Preparing the nails for a manicure is a key step in ensuring a professional and long lasting finish. It is a step which is often missed because it takes too much time but if you can spare the time, you will notice the difference.
Step 1: Soak your nails for 5-10 minutes in water or use a cuticle remover. This will soften your cuticles making them easier to remove but also avoid the chances of you removing live skin (often mistaken for cuticle). In doing this you will avoid that endless cycle of cuticles growing back more aggressively and being hard.
Step 2: Use an orange wood stick or metal cuticle pusher to gently push cuticles back. However, be sure to scrape the rest of your nail as cuticle also lies on the surface of the entire nail plate.
Step 3: Once your cuticles have been worked on and nails have been filed, wash your hands with soap and water, and thoroughly dry. This deactivates any product or residue on the nail that can act as a barrier.
#2 Base Coat
Using a base coat is a great way to avoid staining on the nails and to give your polish something to adhere to. It is also a good way to ensure a smooth finish, especially if you have some uneven nails or ridges.
#3 Think ‘thin to win’
It is tempting to apply thick coats of polish to the nails as it can mean not having to do two or even three coats to get an opaque finish however, if the polish is applied too thickly, it can take a lot of time to fully dry, and can be more prone to chipping and peeling. Three thing coats is better than one thin coat…
#4 Avoid the cuticle area
It is good practice to leave a slight margin between the polish and the cuticle area as well as the side walls. Too much polish in these areas can not only ‘flood’ them but also lead to peeling as chances are, some of it is on skin instead of nail.
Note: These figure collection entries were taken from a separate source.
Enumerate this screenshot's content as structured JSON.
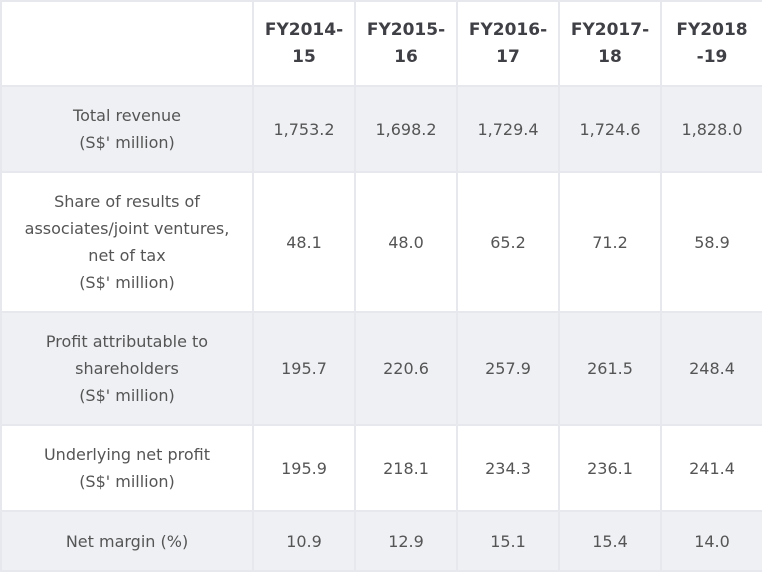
{
  "columns": [
    {
      "line1": "FY2014-",
      "line2": "15"
    },
    {
      "line1": "FY2015-",
      "line2": "16"
    },
    {
      "line1": "FY2016-",
      "line2": "17"
    },
    {
      "line1": "FY2017-",
      "line2": "18"
    },
    {
      "line1": "FY2018",
      "line2": "-19"
    }
  ],
  "rows": [
    {
      "label_lines": [
        "Total revenue",
        "(S$' million)"
      ],
      "values": [
        "1,753.2",
        "1,698.2",
        "1,729.4",
        "1,724.6",
        "1,828.0"
      ]
    },
    {
      "label_lines": [
        "Share of results of",
        "associates/joint ventures,",
        "net of tax",
        "(S$' million)"
      ],
      "values": [
        "48.1",
        "48.0",
        "65.2",
        "71.2",
        "58.9"
      ]
    },
    {
      "label_lines": [
        "Profit attributable to",
        "shareholders",
        "(S$' million)"
      ],
      "values": [
        "195.7",
        "220.6",
        "257.9",
        "261.5",
        "248.4"
      ]
    },
    {
      "label_lines": [
        "Underlying net profit",
        "(S$' million)"
      ],
      "values": [
        "195.9",
        "218.1",
        "234.3",
        "236.1",
        "241.4"
      ]
    },
    {
      "label_lines": [
        "Net margin (%)"
      ],
      "values": [
        "10.9",
        "12.9",
        "15.1",
        "15.4",
        "14.0"
      ]
    }
  ]
}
#5 It’s fine to make a mess!
Everyone makes mistakes and it is especially hard to polish both hands equally neatly when doing it on yourself. All you have to do is get an orange wood stick or thin brush dipped in acetone or nail polish remover, and tidy up the edges. Try and avoid cotton buds as not only do their domed ends make it hard to be accurate, but small bits of cotton can transfer to the polish making it hard if not impossible to remove without damage to your hard work.
#6 Fix any scuffs
This is probably my favourite tip – we all know that frustration when you have worked hard to polish your nails, waited for them to dry, only to do something with your hands that causes a scuff and the horrible realisation that you didn’t wait long enough! This is easily fixed. Just get a small amount of nail polish remover onto your finger and gently dab the area that is scuffed. Like magic you will see it disappear and blend back in!
#7 Avoid shaking the bottle
Sometime shaking the nail polish bottle can cause air bubbles which can affect application and also the longevity of the product. Instead of shaking try rolling it in between the palms of your hands while the bottle is upside down. This still mixes the product well but without the risk of air bubbles.
#8 Use the right nail file
Every one has different preferences with nail files – whether they like the traditional emery board style ones, the glass ones, cushioned ones etc. But the most important thing is to pay attention to the ‘grit’. The higher the grit, the less abrasive the nail file is. As a rule of thumb, you shouldn’t use any grit lower than 240 on the natural nail. But if your nails are brittle try an even higher grit.
#9 Use cuticle oil
Cuticle oil is amazing! Especially CND Solar Oil. Be aware that the latter cannot be purchased legitimately unless you are a qualified professional so if you see it available online etc. it could be a fake! To be honest any form of oil is great for your cuticles and nails. In terms of enhancing a manicure, by keeping cuticles soft, you can keep the ‘new manicure’ look for longer.
#10 Resist picking!
It is very tempting to pick or peel polish off once you notice a chip but this can be really harmful to your nails. It can make your nails weaker which would affect future manicures.